Un suivi après traitement endovasculaire est obligatoire. Un angioscanner ou une IRM est réalisé le 1er mois après l’intervention, à 1 an, puis tous les 2 ans en alternance avec un écho-Doppler. Un traitement antiagrégant plaquettaire au long cours est recommandé.

 

Complications post-opératoires

Précoces

Elles sont d’origines multiples : cardiaques (IDM), respiratoires (infections, SDRA), rénales (IRA transitoire), digestives (ischémie colique), hémorragiques.

 

Tardives

  • infection de prothèse (fistules digestives)
  • faux-anévrysme au niveau des anastomoses, éventration, impuissance, éjaculation rétrograde (après chirurgie conventionnelle)
  • migration de l’endoprothèse et reperfusion du sac anévrismal (après traitement endovasculaire)

 

2- Rupture d’AAA = URGENCE

Généralités

- L’augmentation du diamètre de l’aorte au cours du temps est initialement linéaire (croissance lente), puis exponentielle au-delà de 50mm. Plus le diamètre est important, plus le risque de rupture est important.

 

 

 

 

 

 

 

 

Diamètre aortique (mm)

Rupture à 5 ans (%)

<40

2

40-49

3-12

50-59

25

60-69

35

≥70

75

 

*d’après Fleischmann D, et coll. Quantitative determination of age-related geometric changes in the normal abdominal aorta. J Vasc Surg 2001 ;33 : 97-105.

 

- Toute douleur abdominale doit faire suspecter le diagnostic d’anévrysme de l’aorte abdominale rompu.

- la rupture peut être intra-péritonéale (souvent fatale, car non contenue) ou rétro-péritonéale (saignement initialement contenu)

- la rupture peut aussi être la conséquence d’une fistulisation de l’anévrysme dans la veine cave inférieure, le tube digestif (duodénum) ou l’uretère.

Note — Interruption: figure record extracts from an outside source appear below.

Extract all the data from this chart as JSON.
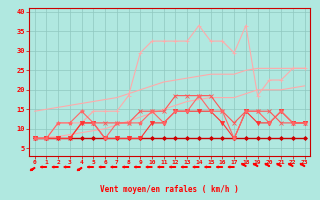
{
  "xlabel": "Vent moyen/en rafales ( km/h )",
  "background_color": "#b0e8e0",
  "grid_color": "#90c8c0",
  "x_values": [
    0,
    1,
    2,
    3,
    4,
    5,
    6,
    7,
    8,
    9,
    10,
    11,
    12,
    13,
    14,
    15,
    16,
    17,
    18,
    19,
    20,
    21,
    22,
    23
  ],
  "ylim": [
    3,
    41
  ],
  "xlim": [
    -0.5,
    23.5
  ],
  "yticks": [
    5,
    10,
    15,
    20,
    25,
    30,
    35,
    40
  ],
  "xticks": [
    0,
    1,
    2,
    3,
    4,
    5,
    6,
    7,
    8,
    9,
    10,
    11,
    12,
    13,
    14,
    15,
    16,
    17,
    18,
    19,
    20,
    21,
    22,
    23
  ],
  "series": [
    {
      "color": "#ffaaaa",
      "linewidth": 0.8,
      "marker": null,
      "y": [
        14.5,
        15.0,
        15.5,
        16.0,
        16.5,
        17.0,
        17.5,
        18.0,
        19.0,
        20.0,
        21.0,
        22.0,
        22.5,
        23.0,
        23.5,
        24.0,
        24.0,
        24.0,
        25.0,
        25.5,
        25.5,
        25.5,
        25.5,
        25.5
      ]
    },
    {
      "color": "#ffaaaa",
      "linewidth": 0.8,
      "marker": null,
      "y": [
        7.5,
        7.8,
        8.0,
        8.5,
        9.0,
        9.5,
        10.0,
        11.0,
        12.0,
        13.0,
        14.0,
        15.0,
        16.0,
        17.0,
        17.5,
        18.0,
        18.0,
        18.0,
        19.0,
        20.0,
        20.0,
        20.0,
        20.5,
        21.0
      ]
    },
    {
      "color": "#ffaaaa",
      "linewidth": 0.8,
      "marker": "+",
      "markersize": 3.5,
      "y": [
        7.5,
        7.5,
        11.5,
        11.5,
        11.5,
        14.5,
        14.5,
        14.5,
        18.5,
        29.5,
        32.5,
        32.5,
        32.5,
        32.5,
        36.5,
        32.5,
        32.5,
        29.5,
        36.5,
        18.5,
        22.5,
        22.5,
        25.5,
        25.5
      ]
    },
    {
      "color": "#ff5555",
      "linewidth": 0.8,
      "marker": "x",
      "markersize": 3,
      "y": [
        7.5,
        7.5,
        7.5,
        7.5,
        11.5,
        11.5,
        11.5,
        11.5,
        11.5,
        14.5,
        14.5,
        14.5,
        18.5,
        18.5,
        18.5,
        18.5,
        14.5,
        11.5,
        14.5,
        14.5,
        14.5,
        11.5,
        11.5,
        11.5
      ]
    },
    {
      "color": "#cc0000",
      "linewidth": 1.0,
      "marker": "D",
      "markersize": 2,
      "y": [
        7.5,
        7.5,
        7.5,
        7.5,
        7.5,
        7.5,
        7.5,
        7.5,
        7.5,
        7.5,
        7.5,
        7.5,
        7.5,
        7.5,
        7.5,
        7.5,
        7.5,
        7.5,
        7.5,
        7.5,
        7.5,
        7.5,
        7.5,
        7.5
      ]
    },
    {
      "color": "#ff3333",
      "linewidth": 0.8,
      "marker": "v",
      "markersize": 3,
      "y": [
        7.5,
        7.5,
        7.5,
        7.5,
        11.5,
        11.5,
        7.5,
        7.5,
        7.5,
        7.5,
        11.5,
        11.5,
        14.5,
        14.5,
        14.5,
        14.5,
        11.5,
        7.5,
        14.5,
        11.5,
        11.5,
        14.5,
        11.5,
        11.5
      ]
    },
    {
      "color": "#ff6666",
      "linewidth": 0.8,
      "marker": "*",
      "markersize": 3,
      "y": [
        7.5,
        7.5,
        11.5,
        11.5,
        14.5,
        11.5,
        7.5,
        11.5,
        11.5,
        11.5,
        14.5,
        11.5,
        14.5,
        14.5,
        18.5,
        14.5,
        14.5,
        7.5,
        14.5,
        14.5,
        11.5,
        14.5,
        11.5,
        11.5
      ]
    }
  ],
  "arrow_angles": [
    225,
    270,
    270,
    270,
    225,
    270,
    270,
    270,
    270,
    270,
    270,
    270,
    270,
    270,
    270,
    270,
    270,
    270,
    315,
    315,
    315,
    315,
    315,
    315
  ]
}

 - Le taux de mortalité après rupture d’anévrisme est évalué à 80-90%. Il est de 50% chez les patients arrivant vivant à l’hôpital.

 

Conduite à tenir

- Réanimation du patient : maîtriser le choc hémorragique. La tension artérielle ne doit pas être trop élevée afin de ne pas majorer le saignement (concept d’hypotension contrôlée).

- si l’état hémodynamique du patient le permet un angioscanner ou une échographie est réalisé afin de confirmer le diagnostic et d’envisager une prise en charge endovasculaire si la morphologie de l’AAA est favorable.

Si le patient est instable (état hémodynamique non contrôlé), une prise en charge chirurgicale en extrême urgence est réalisée. L’objectif est le clampage de l’aorte au-dessus de l’AAA rompu le plus rapidement possible. En cas d’instabilité hémodynamique, aucun examen complémentaire ne devra retarder la prise en charge chirurgicale.

 

Complications

Si le patient passe le cap du bloc opératoire (contrôle hémorragique et réparation aortique), il reste exposé à de nombreuses complications post-opératoires. L’hémorragie abondante, le bas débit cardiaque et l’ischémie secondaire au clampage aortique peuvent générer une ischémie digestive, une coagulopathie, une insuffisance rénale, un IDM, voir une défaillance multiviscérale.